Below all this hype, there’s a quiet revolution happening. I keep meeting new companies and seeing new products that make practical use of LLMs. They use them to solve narrow problems and prioritize consistency and efficiency over giant, all-singing, all-dancing models. I keep meeting people who are amplifying their capacity and abilities by handing simple, mundane tasks to AIs, which they then refine and improve. AI-assisted coding has been a boon for early-stage start ups, which are shipping products with a maturity and polish beyond their years.

This is the world of Sober AI.

Sober AI vs Hyped AI

I don’t think we’re going to hit AGI anytime soon. I think those who think GPT-5 is going to be a leap as significant as GPT-2 to GPT-3, let alone GPT-3 to GPT-4, are going to be disappointed.

But steadily, quietly, Sober AI users and products are going to remake so much. If we dial back the hype, I bet we’ll get there faster.
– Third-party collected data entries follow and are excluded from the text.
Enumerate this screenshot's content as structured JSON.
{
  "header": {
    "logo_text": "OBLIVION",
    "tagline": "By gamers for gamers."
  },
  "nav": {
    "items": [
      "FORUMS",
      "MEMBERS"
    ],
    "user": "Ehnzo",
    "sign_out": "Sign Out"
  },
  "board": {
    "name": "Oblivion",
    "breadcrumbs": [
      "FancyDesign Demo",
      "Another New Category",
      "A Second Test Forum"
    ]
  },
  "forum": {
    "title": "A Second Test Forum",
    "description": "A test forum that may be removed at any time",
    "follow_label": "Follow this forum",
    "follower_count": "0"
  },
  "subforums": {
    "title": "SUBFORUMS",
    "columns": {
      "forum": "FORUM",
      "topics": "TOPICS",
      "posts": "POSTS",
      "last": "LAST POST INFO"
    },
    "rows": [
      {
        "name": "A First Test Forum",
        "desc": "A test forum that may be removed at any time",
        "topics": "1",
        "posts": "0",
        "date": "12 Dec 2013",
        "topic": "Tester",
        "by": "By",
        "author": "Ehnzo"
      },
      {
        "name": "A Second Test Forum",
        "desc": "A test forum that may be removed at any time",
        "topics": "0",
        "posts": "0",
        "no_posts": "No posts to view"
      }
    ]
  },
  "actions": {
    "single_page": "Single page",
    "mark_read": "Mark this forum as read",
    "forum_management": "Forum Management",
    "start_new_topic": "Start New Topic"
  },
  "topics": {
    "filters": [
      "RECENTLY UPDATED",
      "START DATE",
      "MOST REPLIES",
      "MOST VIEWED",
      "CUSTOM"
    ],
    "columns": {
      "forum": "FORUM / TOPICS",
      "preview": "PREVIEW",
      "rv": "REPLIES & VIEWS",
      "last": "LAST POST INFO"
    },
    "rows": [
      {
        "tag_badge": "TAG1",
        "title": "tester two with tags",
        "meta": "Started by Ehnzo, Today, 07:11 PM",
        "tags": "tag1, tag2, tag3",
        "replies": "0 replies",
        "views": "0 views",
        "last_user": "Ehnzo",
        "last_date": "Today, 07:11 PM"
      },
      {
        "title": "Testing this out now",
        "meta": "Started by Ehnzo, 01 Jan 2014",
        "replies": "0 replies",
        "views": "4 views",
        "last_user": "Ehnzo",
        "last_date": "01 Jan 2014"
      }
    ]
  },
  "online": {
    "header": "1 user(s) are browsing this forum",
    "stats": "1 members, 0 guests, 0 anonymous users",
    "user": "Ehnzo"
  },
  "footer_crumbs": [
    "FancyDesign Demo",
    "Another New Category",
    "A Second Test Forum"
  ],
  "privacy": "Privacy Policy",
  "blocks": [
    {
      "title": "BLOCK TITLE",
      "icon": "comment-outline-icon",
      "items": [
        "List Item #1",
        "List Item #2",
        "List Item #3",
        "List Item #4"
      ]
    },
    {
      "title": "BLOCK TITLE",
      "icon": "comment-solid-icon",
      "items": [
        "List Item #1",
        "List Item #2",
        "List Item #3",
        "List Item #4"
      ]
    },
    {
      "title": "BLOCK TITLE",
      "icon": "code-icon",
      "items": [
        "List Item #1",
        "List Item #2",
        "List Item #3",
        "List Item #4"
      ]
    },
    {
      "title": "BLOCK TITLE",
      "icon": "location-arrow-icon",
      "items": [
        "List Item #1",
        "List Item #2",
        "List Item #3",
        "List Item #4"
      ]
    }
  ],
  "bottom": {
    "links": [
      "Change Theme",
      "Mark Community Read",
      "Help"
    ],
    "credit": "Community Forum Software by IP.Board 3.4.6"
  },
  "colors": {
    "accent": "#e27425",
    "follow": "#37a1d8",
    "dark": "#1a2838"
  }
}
  1. That cringe demo lives in my head rent free. The giggling voice, complimenting the dude for, “rockin’ an OpenAI hoodie”… I wonder if the phrase “Manic Pixie Dreamgirl” is in the prompt. 

  2. Oddly, Meta is the best behaved of the big players. It’s worth noting how they rolled out AI into their Wayfarer glasses incredibly slowly, always disclosed as a beta or experimental feature.